Events in the Little Rock School District prompt me to say more about the Little Rock mayor’s race in favor of Baker Kurrus.
Governor Hutchinson and his education commissioner, Johnny Key, want to break the Little Rock teachers union to satisfy the Billionaire Boys Club seeking to upend public education in the state.
The first, failed idea was to disqualify the union for lack of sufficient members in the district. Now the ploy is to demand a waiver of the law that requires documenting shortcomings of teachers and making efforts to improve them before firing. Key, the Little Rock School Board for four years in takeover, proposes to waive this rule only for teachers in the Terrible 22, schools in Little Rock with D and F grades on a scale driven by standardized test scores.
Key and Hutchinson have given the Little Rock Education Association a two-week extension on the contract that expired this week to negotiate further, but they’ve given no indication of any willingness to compromise. The union can accept loss of a hard-won state law for teachers in certain schools or it can give up entirely its role as a representative for teachers.
Moving the union out will better facilitate the billionaires’ long-desired privatization of the Little Rock School District. It’s already underway with proliferating charters that are leaching better students, promoting segregation and draining LRSD resources.

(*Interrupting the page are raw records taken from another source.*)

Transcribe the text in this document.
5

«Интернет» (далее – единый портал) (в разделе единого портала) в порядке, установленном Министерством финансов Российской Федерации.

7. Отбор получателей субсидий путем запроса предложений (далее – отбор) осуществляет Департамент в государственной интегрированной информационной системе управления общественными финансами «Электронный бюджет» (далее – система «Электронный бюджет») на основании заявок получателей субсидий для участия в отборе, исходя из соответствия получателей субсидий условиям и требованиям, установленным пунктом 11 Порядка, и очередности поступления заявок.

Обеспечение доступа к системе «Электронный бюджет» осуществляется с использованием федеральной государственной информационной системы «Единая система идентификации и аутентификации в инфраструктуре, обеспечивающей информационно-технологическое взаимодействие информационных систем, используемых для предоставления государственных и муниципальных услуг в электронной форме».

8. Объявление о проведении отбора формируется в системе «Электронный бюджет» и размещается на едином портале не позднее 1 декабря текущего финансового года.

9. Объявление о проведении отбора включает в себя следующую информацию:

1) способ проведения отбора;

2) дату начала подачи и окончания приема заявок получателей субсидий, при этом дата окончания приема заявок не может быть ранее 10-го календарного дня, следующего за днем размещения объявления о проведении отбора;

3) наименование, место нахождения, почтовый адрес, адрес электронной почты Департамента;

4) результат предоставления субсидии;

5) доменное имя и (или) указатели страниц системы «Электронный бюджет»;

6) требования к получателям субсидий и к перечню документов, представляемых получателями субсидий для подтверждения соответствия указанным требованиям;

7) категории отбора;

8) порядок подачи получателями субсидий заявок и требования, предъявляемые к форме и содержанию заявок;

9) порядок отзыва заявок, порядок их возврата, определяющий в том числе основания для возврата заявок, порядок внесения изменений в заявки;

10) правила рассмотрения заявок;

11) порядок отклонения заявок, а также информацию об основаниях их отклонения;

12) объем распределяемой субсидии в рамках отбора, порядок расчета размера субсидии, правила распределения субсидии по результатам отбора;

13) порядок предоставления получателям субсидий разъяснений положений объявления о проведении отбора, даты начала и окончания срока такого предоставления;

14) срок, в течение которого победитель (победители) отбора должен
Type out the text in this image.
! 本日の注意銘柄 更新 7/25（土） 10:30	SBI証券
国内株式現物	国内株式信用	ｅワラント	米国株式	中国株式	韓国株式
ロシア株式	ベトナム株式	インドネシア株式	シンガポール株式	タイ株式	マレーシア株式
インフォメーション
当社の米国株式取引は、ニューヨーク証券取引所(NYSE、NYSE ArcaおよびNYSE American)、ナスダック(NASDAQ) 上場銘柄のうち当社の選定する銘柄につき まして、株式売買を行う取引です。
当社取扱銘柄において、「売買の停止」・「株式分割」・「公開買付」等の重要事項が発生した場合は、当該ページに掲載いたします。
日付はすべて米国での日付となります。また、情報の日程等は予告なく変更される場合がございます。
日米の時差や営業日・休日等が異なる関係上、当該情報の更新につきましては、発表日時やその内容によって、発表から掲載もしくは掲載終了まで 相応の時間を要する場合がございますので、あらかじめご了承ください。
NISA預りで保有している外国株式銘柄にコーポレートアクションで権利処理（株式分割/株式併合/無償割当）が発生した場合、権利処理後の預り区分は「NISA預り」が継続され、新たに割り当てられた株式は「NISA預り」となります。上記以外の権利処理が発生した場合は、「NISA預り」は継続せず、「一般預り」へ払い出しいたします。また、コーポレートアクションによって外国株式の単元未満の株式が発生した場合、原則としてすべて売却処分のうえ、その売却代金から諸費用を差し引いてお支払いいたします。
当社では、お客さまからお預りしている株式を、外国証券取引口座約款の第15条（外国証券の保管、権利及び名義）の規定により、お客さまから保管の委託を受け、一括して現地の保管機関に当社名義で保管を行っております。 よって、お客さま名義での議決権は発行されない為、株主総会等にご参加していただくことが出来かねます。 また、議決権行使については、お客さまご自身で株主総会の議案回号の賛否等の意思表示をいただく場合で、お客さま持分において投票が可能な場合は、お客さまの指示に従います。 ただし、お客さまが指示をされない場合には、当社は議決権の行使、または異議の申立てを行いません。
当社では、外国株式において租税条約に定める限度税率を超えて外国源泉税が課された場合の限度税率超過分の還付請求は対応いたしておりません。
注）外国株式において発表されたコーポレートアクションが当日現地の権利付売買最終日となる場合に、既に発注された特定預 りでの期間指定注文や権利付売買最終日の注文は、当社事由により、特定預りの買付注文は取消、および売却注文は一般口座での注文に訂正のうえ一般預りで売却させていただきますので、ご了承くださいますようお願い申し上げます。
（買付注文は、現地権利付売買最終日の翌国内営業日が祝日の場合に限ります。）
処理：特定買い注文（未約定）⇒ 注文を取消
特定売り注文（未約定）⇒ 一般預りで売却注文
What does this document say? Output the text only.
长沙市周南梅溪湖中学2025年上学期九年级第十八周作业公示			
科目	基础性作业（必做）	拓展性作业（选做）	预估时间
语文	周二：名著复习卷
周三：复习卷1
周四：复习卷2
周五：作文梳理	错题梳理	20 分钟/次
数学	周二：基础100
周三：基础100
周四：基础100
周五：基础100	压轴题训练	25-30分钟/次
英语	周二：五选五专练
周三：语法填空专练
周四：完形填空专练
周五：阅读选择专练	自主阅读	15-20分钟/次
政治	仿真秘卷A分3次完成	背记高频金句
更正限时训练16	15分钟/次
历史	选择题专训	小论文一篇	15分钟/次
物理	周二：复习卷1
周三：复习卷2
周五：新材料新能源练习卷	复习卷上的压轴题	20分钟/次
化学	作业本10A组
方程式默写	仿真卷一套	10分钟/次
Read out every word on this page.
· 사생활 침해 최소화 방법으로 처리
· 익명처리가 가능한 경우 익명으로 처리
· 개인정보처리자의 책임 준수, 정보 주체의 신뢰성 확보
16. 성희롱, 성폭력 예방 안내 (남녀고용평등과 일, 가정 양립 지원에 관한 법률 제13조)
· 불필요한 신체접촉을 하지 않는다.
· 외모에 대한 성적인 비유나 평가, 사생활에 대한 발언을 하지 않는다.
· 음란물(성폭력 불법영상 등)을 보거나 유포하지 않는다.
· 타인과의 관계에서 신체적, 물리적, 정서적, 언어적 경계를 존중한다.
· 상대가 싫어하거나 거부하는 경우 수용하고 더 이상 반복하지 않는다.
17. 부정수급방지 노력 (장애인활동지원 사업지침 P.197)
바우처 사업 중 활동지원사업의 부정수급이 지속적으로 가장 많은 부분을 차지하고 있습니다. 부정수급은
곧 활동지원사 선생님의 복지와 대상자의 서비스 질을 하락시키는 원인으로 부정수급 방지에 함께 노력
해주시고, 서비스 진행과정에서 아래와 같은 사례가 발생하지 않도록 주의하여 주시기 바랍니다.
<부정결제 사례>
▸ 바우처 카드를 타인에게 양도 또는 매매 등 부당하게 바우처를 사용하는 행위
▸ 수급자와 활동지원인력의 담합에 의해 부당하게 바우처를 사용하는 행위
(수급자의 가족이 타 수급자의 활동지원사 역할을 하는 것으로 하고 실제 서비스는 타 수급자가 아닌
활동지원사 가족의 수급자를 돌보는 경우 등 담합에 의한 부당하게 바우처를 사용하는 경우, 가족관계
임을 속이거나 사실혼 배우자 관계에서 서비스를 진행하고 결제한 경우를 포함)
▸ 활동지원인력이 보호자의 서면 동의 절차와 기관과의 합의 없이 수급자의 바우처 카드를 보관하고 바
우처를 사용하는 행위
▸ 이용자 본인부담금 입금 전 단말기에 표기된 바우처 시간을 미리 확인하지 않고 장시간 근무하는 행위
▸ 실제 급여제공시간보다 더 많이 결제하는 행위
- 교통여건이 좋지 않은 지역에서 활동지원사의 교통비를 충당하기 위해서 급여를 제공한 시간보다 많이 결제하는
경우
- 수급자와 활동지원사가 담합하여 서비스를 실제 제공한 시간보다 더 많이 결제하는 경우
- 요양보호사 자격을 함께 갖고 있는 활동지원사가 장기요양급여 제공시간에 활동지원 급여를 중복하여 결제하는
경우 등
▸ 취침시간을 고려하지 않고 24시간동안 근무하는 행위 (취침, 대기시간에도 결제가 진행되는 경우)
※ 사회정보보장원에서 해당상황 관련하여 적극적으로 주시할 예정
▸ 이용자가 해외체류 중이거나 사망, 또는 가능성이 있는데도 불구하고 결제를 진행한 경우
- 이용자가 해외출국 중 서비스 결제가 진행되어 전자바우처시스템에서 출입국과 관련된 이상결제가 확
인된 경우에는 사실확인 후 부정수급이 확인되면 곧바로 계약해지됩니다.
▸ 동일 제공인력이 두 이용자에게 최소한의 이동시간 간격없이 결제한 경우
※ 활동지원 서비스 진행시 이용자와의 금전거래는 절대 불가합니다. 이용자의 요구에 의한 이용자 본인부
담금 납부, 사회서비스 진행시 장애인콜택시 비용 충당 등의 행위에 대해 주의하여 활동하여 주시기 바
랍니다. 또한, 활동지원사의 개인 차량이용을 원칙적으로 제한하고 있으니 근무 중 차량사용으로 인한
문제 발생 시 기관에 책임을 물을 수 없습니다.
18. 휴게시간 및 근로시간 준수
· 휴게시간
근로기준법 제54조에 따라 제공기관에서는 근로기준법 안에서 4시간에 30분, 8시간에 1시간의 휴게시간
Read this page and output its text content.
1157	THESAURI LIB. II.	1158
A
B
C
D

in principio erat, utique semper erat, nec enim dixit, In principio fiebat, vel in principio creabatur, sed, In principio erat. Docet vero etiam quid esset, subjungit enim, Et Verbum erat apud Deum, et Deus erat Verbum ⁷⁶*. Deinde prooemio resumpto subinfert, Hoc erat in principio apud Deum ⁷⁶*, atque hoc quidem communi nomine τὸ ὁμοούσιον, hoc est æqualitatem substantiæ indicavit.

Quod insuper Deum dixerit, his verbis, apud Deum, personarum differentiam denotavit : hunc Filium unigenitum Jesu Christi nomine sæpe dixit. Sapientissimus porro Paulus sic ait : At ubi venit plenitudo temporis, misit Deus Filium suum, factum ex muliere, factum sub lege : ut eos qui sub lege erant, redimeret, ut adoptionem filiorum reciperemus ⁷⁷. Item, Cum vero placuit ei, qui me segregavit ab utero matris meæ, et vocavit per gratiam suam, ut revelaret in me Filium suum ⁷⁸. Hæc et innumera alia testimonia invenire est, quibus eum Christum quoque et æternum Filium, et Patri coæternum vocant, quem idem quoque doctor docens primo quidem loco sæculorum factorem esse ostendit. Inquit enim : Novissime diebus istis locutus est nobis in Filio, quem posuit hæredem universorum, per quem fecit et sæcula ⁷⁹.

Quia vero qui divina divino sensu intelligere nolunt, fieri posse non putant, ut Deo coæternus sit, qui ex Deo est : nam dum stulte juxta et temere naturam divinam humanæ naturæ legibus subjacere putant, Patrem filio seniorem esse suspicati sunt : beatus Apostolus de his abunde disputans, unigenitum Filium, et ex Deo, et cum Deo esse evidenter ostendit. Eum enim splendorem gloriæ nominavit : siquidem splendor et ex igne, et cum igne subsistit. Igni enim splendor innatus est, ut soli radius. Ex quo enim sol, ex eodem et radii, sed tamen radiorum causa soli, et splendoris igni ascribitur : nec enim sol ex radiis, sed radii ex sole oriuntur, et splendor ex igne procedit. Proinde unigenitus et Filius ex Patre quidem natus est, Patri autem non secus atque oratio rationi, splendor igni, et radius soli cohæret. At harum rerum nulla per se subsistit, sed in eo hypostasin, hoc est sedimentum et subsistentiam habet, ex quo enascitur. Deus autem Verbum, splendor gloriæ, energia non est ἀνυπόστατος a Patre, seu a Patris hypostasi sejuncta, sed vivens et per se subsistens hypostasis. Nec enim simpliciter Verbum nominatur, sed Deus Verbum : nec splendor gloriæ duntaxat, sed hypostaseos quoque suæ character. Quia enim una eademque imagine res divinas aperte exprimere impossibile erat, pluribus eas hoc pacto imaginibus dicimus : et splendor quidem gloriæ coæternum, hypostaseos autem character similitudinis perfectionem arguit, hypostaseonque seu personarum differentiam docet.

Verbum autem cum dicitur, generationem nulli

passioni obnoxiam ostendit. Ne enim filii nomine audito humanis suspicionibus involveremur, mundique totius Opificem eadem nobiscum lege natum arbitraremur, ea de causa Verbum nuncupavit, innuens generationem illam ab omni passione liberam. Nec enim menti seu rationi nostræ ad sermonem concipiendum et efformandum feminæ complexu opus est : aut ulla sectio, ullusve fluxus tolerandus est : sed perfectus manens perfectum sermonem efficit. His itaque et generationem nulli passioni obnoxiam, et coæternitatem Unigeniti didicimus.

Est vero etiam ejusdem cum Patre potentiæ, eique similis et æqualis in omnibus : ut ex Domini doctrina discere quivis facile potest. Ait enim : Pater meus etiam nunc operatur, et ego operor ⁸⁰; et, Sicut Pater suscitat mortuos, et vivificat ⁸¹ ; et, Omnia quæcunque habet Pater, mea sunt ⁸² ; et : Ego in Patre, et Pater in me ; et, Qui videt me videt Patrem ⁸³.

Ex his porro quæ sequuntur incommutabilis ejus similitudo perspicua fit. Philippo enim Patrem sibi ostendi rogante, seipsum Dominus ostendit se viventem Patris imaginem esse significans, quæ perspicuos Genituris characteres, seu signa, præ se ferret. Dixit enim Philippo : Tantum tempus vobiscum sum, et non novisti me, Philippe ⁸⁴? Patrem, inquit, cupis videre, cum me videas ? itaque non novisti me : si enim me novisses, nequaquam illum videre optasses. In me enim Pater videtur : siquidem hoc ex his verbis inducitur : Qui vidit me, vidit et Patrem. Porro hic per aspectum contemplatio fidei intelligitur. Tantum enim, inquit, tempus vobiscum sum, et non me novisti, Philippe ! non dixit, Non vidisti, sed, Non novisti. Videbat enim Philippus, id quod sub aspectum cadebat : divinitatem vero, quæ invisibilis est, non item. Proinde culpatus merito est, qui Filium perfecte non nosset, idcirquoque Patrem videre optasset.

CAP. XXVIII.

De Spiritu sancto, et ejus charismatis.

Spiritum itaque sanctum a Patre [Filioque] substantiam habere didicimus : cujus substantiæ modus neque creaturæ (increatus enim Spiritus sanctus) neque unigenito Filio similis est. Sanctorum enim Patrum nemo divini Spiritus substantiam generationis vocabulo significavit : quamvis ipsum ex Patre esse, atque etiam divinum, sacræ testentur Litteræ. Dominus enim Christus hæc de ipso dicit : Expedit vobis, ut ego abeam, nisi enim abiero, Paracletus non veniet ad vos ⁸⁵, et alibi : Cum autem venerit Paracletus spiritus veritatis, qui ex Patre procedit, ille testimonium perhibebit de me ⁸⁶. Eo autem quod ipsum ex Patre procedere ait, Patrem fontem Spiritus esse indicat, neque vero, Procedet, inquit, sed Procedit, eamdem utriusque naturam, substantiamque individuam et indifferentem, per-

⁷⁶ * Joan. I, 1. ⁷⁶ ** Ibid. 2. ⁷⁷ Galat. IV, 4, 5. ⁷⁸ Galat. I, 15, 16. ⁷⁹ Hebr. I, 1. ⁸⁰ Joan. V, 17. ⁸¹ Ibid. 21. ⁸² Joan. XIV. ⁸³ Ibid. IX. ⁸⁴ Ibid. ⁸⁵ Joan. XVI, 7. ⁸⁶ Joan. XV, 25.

Which brings up the mayor’s race. One man in the field of five stood up and was counted during the school district takeover engineered by a Little Rock business community wanting to shed the majority-black school board. That was Baker Kurrus.
He spent a year of heroic duty as school superintendent, fired when he spoke the truth to Johnny Key about the damaging impact of unchecked charter school growth. Key couldn’t stand the truth and fired Kurrus.
The mayor can’t do much directly for Little Rock schools, but a well-informed, courageous advocate can hold the state to account and must if the city is to be saved. Past city leadership has failed. Kurrus will exhaust himself trying.
He stood out last week in the statement he issued after news broke of Key’s decision to open teachers to mass firings. (These summary firings would happen only in 22 Little Rock schools — not coincidentally all with poor, minority student bodies — though 180 other schools statewide have similar grades.)
Kurrus responded methodically. He noted Key’s trust-destroying 11th-hour decision to reject an agreement that was the product of months of negotiation and was supported by the nominal district leader, Michael Poore. He commented:
“The state has been in control of LRSD for almost four years. During this period Little Rock has lost students to new schools in our community which have either been started or expanded with the state’s permission. If the students who left were higher performing, the average scores of the remaining students were driven down by this state action, at the time when the state itself was in control. It would also be helpful to know the academic achievement levels of students who left LRSD, but then transferred back to LRSD because the competing schools were not accommodating the special needs of these students.
“This basic conflict of interest needs to be addressed, or at least accounted for. It would be helpful now to know these facts, which are available to the state.
“I would urge the commissioner to step back from his demand and provide more information which would allow the community to understand the reasoning and purposes behind his action. I would also urge that the deadline of Oct. 31 be extended so that the teachers in all of Little Rock’s schools are not forced to defend the basic rights which have been afforded to all teachers in traditional public schools in our state for many years. If a major change in state law is needed, it would appear that the legislature should take up the matter, so that any change would apply equally to all schools which are similarly situated, rather than just to schools in LRSD.”
That’s a leader. I wish he was still superintendent of Little Rock schools. But his talents are well-suited for city hall, too.